On Sunday, police in WA called off the search for the body of surfer Andrew Sharpe after parts of his surfboard and wetsuit washed up on the beach near Esperance. 

He was attacked in front of friends two days earlier. 

Nick Carroll wrote that Esperance might be the most dangerous surf town in Australia right now

But it feels like all of Australia for many surfers with Sharpe’s death the seventh from a shark bite in Australia in 2020 and the sixth from an unprovoked attack.

In the same article from The Guardian, Dr Phoebe Meagher, a wildlife conservation officer with the Taronga Conservation Society Australia, said the six deaths from unprovoked bites this year was well above Australia’s 50-year average of 1.02 deaths a year, but the general shark bite numbers were looking “smack bang on average”.

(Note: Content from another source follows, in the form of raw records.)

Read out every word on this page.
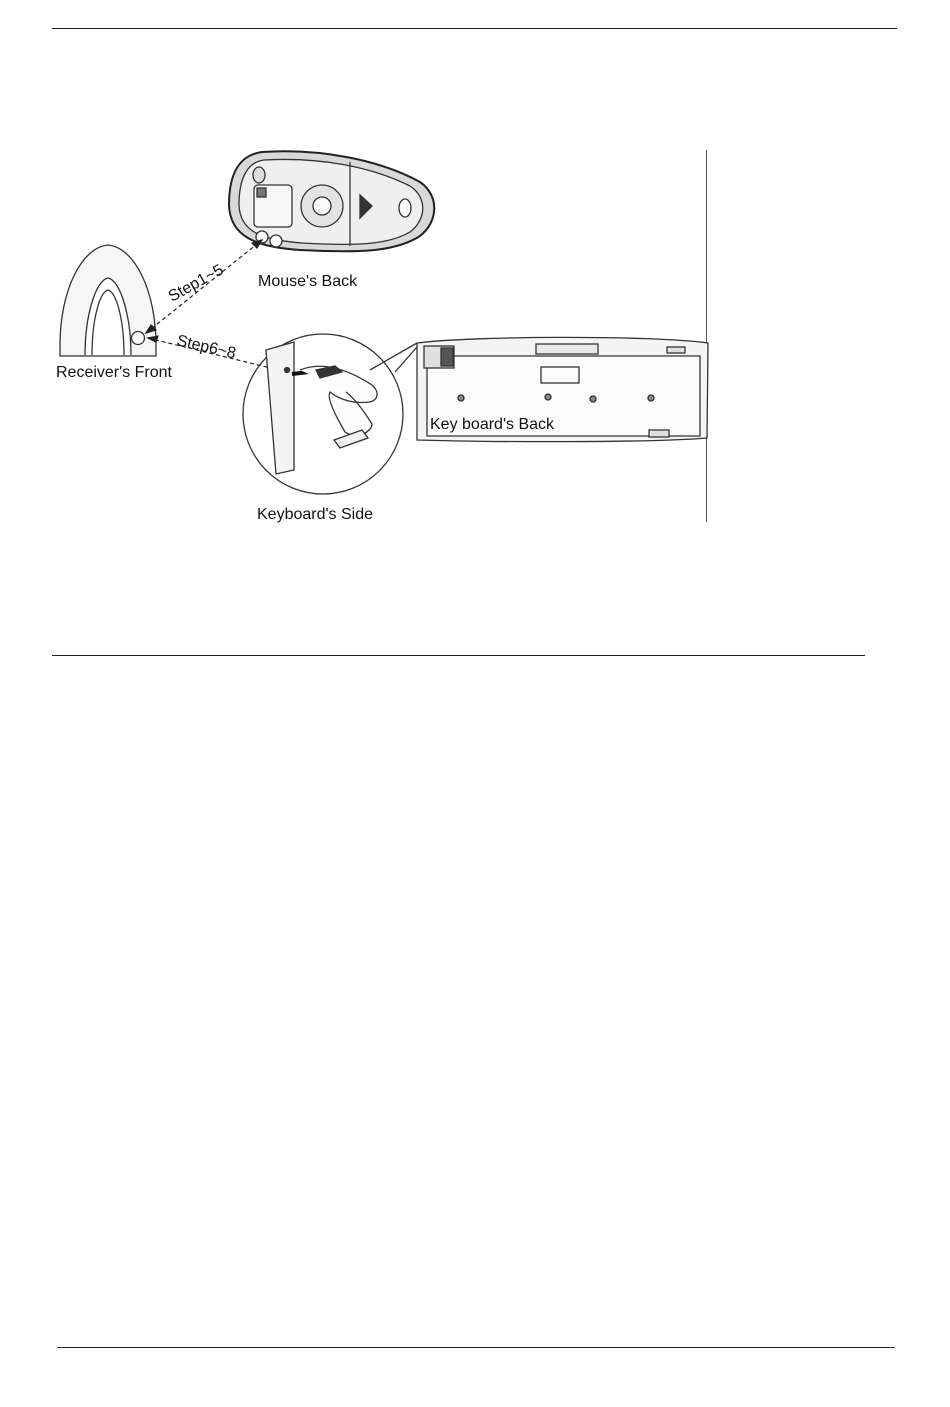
Mouse's Back
Receiver's Front
Key board's Back
Keyboard's Side
Step1~5
Step6~8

“There have been 17 unprovoked shark bites so far in 2020, the same as last year and one fewer than in 2018. In 2015, there were 22,” said Dr Meagher. 

This year feels eerily like 2015 when WA and the Far North Coast of NSW saw a pattern of tit-for-tat shark incidents. 

Mitch Capelli, the founder of the Esperance Ocean Safety and Support Group, has been lobbying for action on shark mitigation for years in Esperance.

The group is made up of ocean lovers and users that don’t want to see sea life being killed unnecessarily. But after the attack on local surfer Andrew Sharpe last Friday and the death of 17-year-old visiting surfer Laeticia Brouwer, also at Kelpies, in 2017 he told Carrol he wants to see more action from the state government. 

“…there’s got to be a middle ground. When people are being killed, you can’t make that (green) argument, you don’t have a leg to stand on,” says Mitch.

Tracks reached out to WA Fisheries Minister, Peter Tinley, who visited Esperance following Friday’s fatal attack to speak with locals. Our questions have yet to been responded to at the time of print.  

So far the WA government hasn’t committed to any new mitigation measures and WA Premier Mark McGowan has previously stated that shark protection devices remain the best option to deal with the threat of an unprovoked attack. 

As we have reported previously Great white sharks have been protected since 1999 and reach breeding age at 12-15 years of age. Many fishos and surfers have reported a huge increase in great whites since the 2015 cluster attacks. 

So where does this leave us?

The anecdotal evidence keeps building and the statistics for 2020 are an unwelcoming sign.

Arguments for and against revising Great White Sharks’ ‘vulnerable status’ devolve into a shouting match on social media between the “pro-cullers” and the “shark huggers” with neither side giving an inch. 

Meanwhile, State and Federal governments remain silent. 

Scientists see a healthy eco-system and say they need more population data on great white sharks to understand their patterns and behavior. 

No one wants this to be the new normal. At what point do we cross the threshold of accepting these unprovoked attacks posed by surfing in the natural world and say enough is enough.